My main takeaway from this reading is a new definition of what art is and insight into the motivation behind Irwin and Turrell’s work both of which I was familiar with (much more with Turrell who was one of my major inspirations for pursuing art after seeing his work at MASS MoCA a few years ago). “Allowing people to perceive their perceptions — making them aware of their perceptions. We’ve decided to investigate this and make people conscious of their consciousness”. I suppose this quote puts into words the desire I have when I make a piece, which to date I have usually summed up as loving to make people mystified, remove them if just briefly from their everyday thought process and transport them to a place that makes them consider what including themselves is real or important. The viewer leaves with the art because the art has been experienced, the experience itself is the art. Similar to Agnes Martin who famously took a rose, asked her granddaughter if it was beautiful (yes) and then put it behind her back and asked if it was still beautiful to which the answer is yes, “the beauty is not the rose, the beauty is within you and the rose just makes you recognise that beauty.” A day later I still have a slight tingling feeling as I think about all this and want to focus harder on making art (and illusions which are present in most of my work) that hopefully pushes the viewer to have an experience that they will walk away remembering for the rest of their life. I leave with one of Irwin’s final quotes on the top of my mind, something I hope to internalize and recount as I pass through everyday life: “That the light strikes a certain wall at a particular time of day in a particular way and it’s beautiful, […] that, as far as I’m concerned now fits all my criteria for art".


In And Of Itself

I had heard of In And Of Itself from a couple friends who told me to watch it but not read anything about it going in so was pleasantly surprised when I found out it was required for Nothing and I finally would be forced to make time to check it out. The experience itself was far more emotional than I would have ever expected and found myself in tears at the end. Something that DelGaudio had been priming me (and the audience for the entire show). To my surprise, I found myself far more invested in the story that he was presenting than any of the magic tricks - although it still hurts my mind to try and think of how he disappeared the brick; my best guess for how he reappeared it was by smuggling it out in the book.

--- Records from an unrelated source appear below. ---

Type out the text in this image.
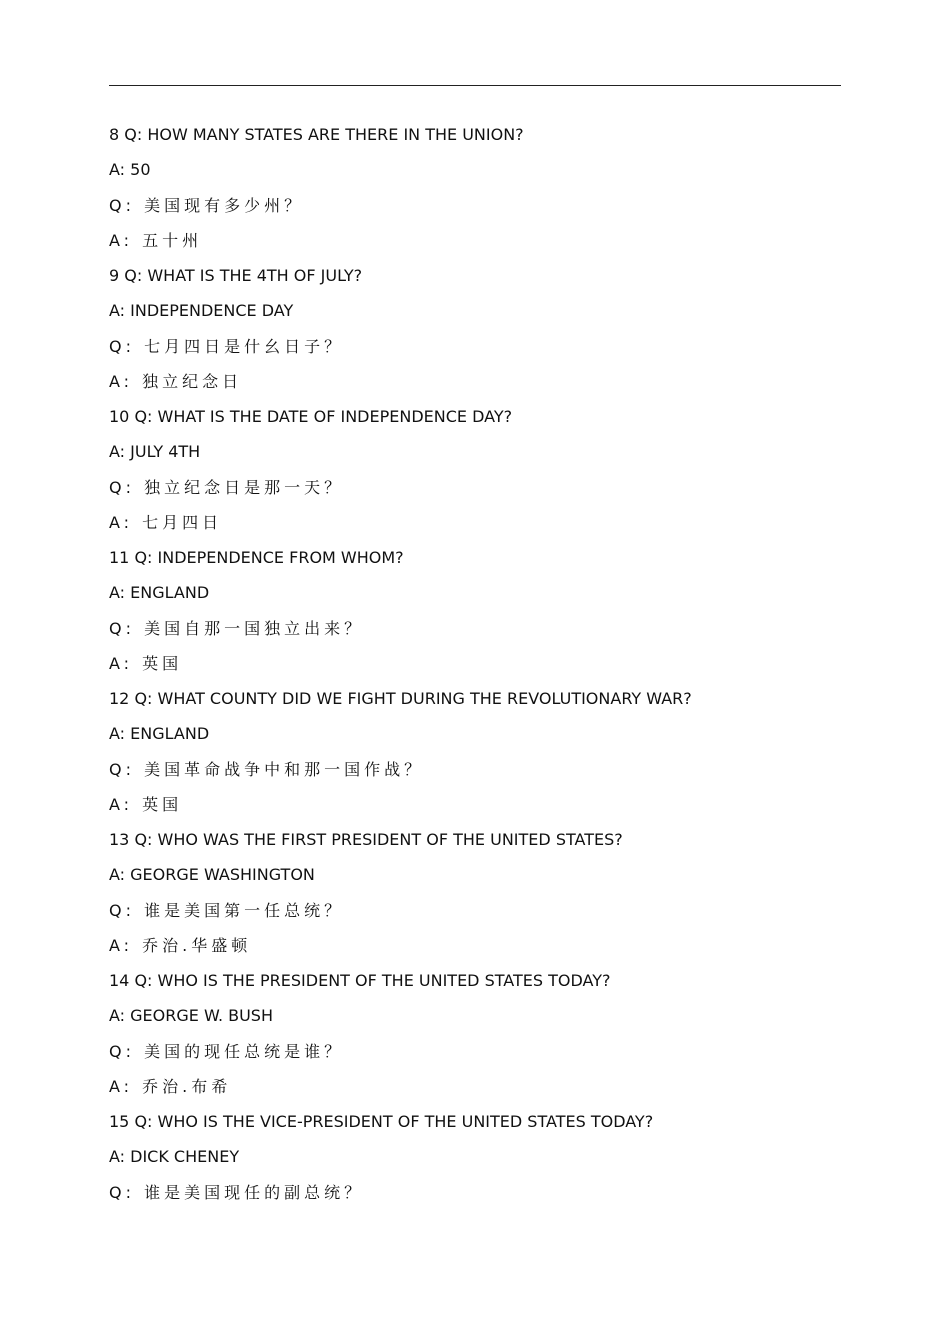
8 Q: HOW MANY STATES ARE THERE IN THE UNION?
A: 50
Q: 美国现有多少州？
A: 五十州
9 Q: WHAT IS THE 4TH OF JULY?
A: INDEPENDENCE DAY
Q: 七月四日是什幺日子？
A: 独立纪念日
10 Q: WHAT IS THE DATE OF INDEPENDENCE DAY?
A: JULY 4TH
Q: 独立纪念日是那一天？
A: 七月四日
11 Q: INDEPENDENCE FROM WHOM?
A: ENGLAND
Q: 美国自那一国独立出来？
A: 英国
12 Q: WHAT COUNTY DID WE FIGHT DURING THE REVOLUTIONARY WAR?
A: ENGLAND
Q: 美国革命战争中和那一国作战？
A: 英国
13 Q: WHO WAS THE FIRST PRESIDENT OF THE UNITED STATES?
A: GEORGE WASHINGTON
Q: 谁是美国第一任总统？
A: 乔治.华盛顿
14 Q: WHO IS THE PRESIDENT OF THE UNITED STATES TODAY?
A: GEORGE W. BUSH
Q: 美国的现任总统是谁？
A: 乔治.布希
15 Q: WHO IS THE VICE-PRESIDENT OF THE UNITED STATES TODAY?
A: DICK CHENEY
Q: 谁是美国现任的副总统？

For me, the point of the piece can be found in the last window DelGaudio lights up and perhaps the least impressive trick throughout the show, when he drops the entire stack of persona cards on the scale and then adds one card causing the scale to balance out equally. I think DelGaudio wants us to realize that we are equal to the sum of our parts, an immense stack of traits and should avoid trapping ourselves by a label that we decide at some point defines us. Sure, I think DelGaudio is the roulettista, defying the odds every night for over 500 nights, creating pop culture buzz and potentially putting a target on his back to be attacked by those who find him to be the wolf and emotionally manipulative. However, I think it is obvious that he is much more than that, can be described with many labels, and is doing his best to create a positive and eye opening experience for every attendee and now viewer.